The university has 17 headsets. It offers some to visitors in its admissions center and has begun mailing some to prospective students who haven’t been able to get to campus or weren’t able to get inside some spaces. Students then are expected to mail the sets back in enclosed packaging.

“All my friends came over. They loved it,” said Siena Abercrombie, a high school senior from Pittsburgh who received an Oculus set.

Abercrombie, 18, active in theater and dance and in the top 20% of her senior class, visited Bucknell in April but couldn’t see inside a dorm room or classrooms because of pandemic restrictions. The Oculus set arrived in the mail a couple of weeks later, giving her that glimpse. She plans to attend Bucknell in the fall.

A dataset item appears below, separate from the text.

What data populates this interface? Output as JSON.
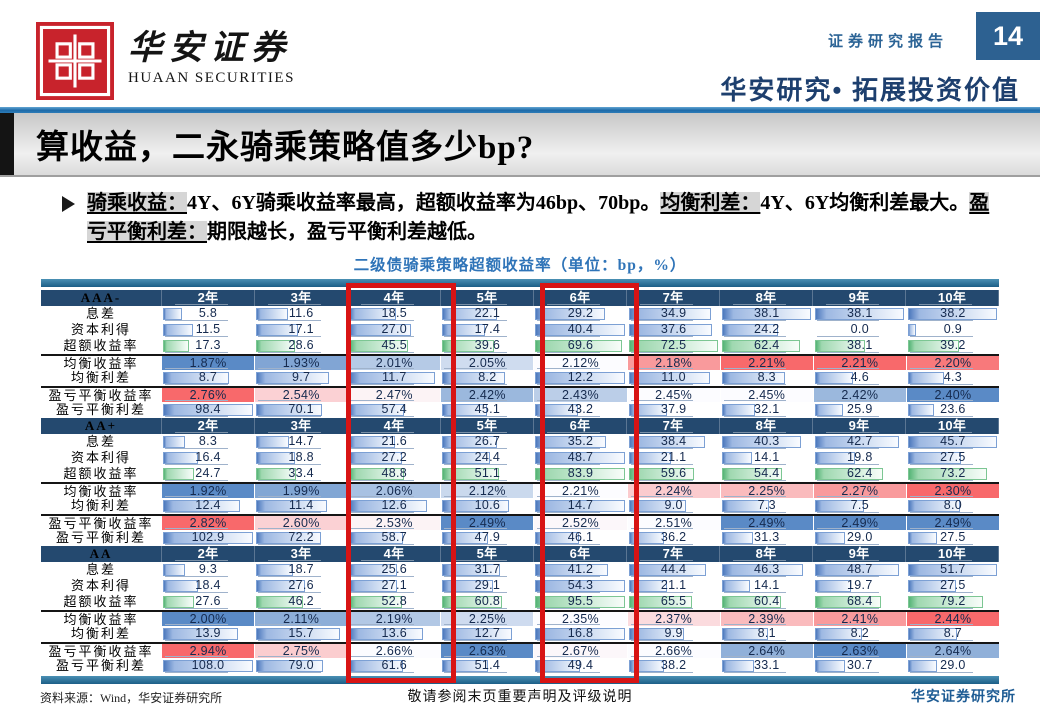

Bucknell hopes to offer full on-campus tours this summer as the pandemic ebbs, but even post-pandemic, the university sees uses for the technology, Keegan said. Admissions officers who recruit internationally will be able to take headsets with them, and students who lack financial resources or otherwise can’t get to campus could receive a set in the mail, Keegan said.

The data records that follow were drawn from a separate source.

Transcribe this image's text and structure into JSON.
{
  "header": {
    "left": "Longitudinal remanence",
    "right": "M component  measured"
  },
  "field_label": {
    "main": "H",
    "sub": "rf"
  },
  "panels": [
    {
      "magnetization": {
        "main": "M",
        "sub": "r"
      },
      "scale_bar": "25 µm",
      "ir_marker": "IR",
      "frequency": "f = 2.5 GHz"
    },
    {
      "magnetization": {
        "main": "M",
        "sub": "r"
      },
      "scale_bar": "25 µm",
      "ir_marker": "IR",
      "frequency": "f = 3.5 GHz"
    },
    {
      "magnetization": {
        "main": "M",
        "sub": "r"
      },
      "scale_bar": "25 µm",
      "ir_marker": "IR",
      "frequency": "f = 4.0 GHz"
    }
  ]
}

Bucknell also foresees using the technology to get younger students, already excited about gaming, interested in college, she said. Bucknell’s virtual experience also is available via a web browser.

Admissions officials at other schools have heard about Bucknell’s Oculus tour.

“It’s really cool,” said Jess Lord, vice president and dean of admission and financial aid at Haverford College. “It’s like the deluxe version of what we’re all doing.”

The difficulty could be cost, he said. Oculus headsets cost a few hundred dollars and there’s the cost of developing the experience. Bucknell wouldn’t release the size of Lore’s gift or the cost.

“The reality is that the technology is not cheap — and frankly, I question whether there is a good return on investment,” said Shawn L. Abbott, Temple University’s vice provost for admissions, financial aid, and enrollment management. “… There comes a point where nothing can quite replace the experience of actually visiting a college campus.”

He said 67% of admitted students who visited Temple between March 15 and May 1 enrolled.

Another drawback, Hawkins of the national admission group said, is that a virtual experience offers what a college wants applicants to see. An actual tour reveals “warts and all,” he said.